Thank you for this answer, it makes a lot of sense. But now I'm back to the drawing board for how to sort faster...
@jared std::sort is O(n logn) which is the optimal complexity for general sorting algorithms. Depending on your input data you could find something faster, e.g. when the data is mostly sorted another sorting algorithm may perform better, but not in the worst-case. If you want to sort integers Bucketsort could be an option.

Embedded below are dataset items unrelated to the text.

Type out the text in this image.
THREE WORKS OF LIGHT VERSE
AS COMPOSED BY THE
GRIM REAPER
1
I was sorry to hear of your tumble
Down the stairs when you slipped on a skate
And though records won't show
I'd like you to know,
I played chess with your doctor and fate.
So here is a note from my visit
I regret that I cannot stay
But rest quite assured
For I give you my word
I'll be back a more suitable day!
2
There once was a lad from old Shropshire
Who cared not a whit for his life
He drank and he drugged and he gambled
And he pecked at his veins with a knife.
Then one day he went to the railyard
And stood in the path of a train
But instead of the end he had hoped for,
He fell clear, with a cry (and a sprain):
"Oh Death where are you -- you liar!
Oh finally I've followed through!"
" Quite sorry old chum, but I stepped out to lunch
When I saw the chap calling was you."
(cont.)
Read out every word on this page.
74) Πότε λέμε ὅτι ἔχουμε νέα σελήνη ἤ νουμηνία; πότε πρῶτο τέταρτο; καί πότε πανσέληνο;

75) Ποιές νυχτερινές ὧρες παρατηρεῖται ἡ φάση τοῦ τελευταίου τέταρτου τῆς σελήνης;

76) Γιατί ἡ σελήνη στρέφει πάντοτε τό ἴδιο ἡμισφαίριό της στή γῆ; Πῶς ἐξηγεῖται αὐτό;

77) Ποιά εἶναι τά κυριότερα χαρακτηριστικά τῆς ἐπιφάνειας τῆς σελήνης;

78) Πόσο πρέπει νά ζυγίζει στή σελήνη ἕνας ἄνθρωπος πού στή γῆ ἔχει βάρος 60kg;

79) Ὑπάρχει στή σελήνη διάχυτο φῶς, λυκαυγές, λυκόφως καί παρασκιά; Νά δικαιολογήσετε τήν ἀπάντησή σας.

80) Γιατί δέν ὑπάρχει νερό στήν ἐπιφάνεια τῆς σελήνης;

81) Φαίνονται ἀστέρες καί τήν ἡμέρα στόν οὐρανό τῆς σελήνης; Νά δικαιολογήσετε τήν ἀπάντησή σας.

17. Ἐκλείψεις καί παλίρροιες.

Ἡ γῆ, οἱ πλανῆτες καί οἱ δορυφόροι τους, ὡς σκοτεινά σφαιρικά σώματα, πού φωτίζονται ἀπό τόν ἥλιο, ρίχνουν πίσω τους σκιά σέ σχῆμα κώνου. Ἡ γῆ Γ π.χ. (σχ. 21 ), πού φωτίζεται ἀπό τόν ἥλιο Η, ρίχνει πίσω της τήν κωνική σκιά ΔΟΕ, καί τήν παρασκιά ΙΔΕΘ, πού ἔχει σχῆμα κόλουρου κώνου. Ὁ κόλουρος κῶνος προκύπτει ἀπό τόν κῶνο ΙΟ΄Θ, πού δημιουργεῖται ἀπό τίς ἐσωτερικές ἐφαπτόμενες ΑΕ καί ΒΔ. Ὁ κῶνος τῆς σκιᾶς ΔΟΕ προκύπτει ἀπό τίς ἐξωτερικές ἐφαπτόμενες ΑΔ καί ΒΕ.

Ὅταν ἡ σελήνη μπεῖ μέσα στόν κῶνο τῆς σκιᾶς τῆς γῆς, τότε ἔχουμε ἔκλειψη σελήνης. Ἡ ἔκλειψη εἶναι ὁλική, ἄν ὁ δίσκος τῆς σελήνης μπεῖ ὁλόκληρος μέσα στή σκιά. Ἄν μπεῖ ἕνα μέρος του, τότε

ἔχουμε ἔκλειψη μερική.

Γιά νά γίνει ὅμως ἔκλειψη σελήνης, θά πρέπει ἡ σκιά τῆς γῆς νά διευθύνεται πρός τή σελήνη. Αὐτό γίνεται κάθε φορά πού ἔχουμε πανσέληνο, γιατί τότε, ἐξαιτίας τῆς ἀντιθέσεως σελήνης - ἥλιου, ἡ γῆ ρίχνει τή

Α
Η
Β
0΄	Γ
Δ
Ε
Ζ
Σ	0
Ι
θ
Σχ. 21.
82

@jared: Also note: Your original benchmark (but not Jens's) includes the cost of copying from the source array to the temporary array (and it's only done once, on fresh memory, which on Linux-like systems may be being lazily copy-on-write mapped to the zero page, increasing the cost of initializing it). So some of your measured cost isn't the sort, it's the cost of allocating and initializing 4 MB of memory. So make sure to limit the benchmark to the sort itself. After that, yes, a count sort would perform better in this case (at the relatively minor cost of a 10000 element array of counts).
Side-note: Are you sure the compiler inlined the comparison? Using a function instead of a functor (or lambda, which is just syntactic sugar for a functor) is supposed to inhibit that optimization (because sort's template can only specialize to the function prototype, not the specific function). Seems just as likely that passing by reference didn't matter because the class in question was effectively a POD type where it cost just as little to copy as it would to take a reference to it.
On testing, with proper functors for inlining, functors are consistently faster, but functors receiving by reference are actually slower than functors receiving by value (which makes sense, given how cheap copying the object in question is).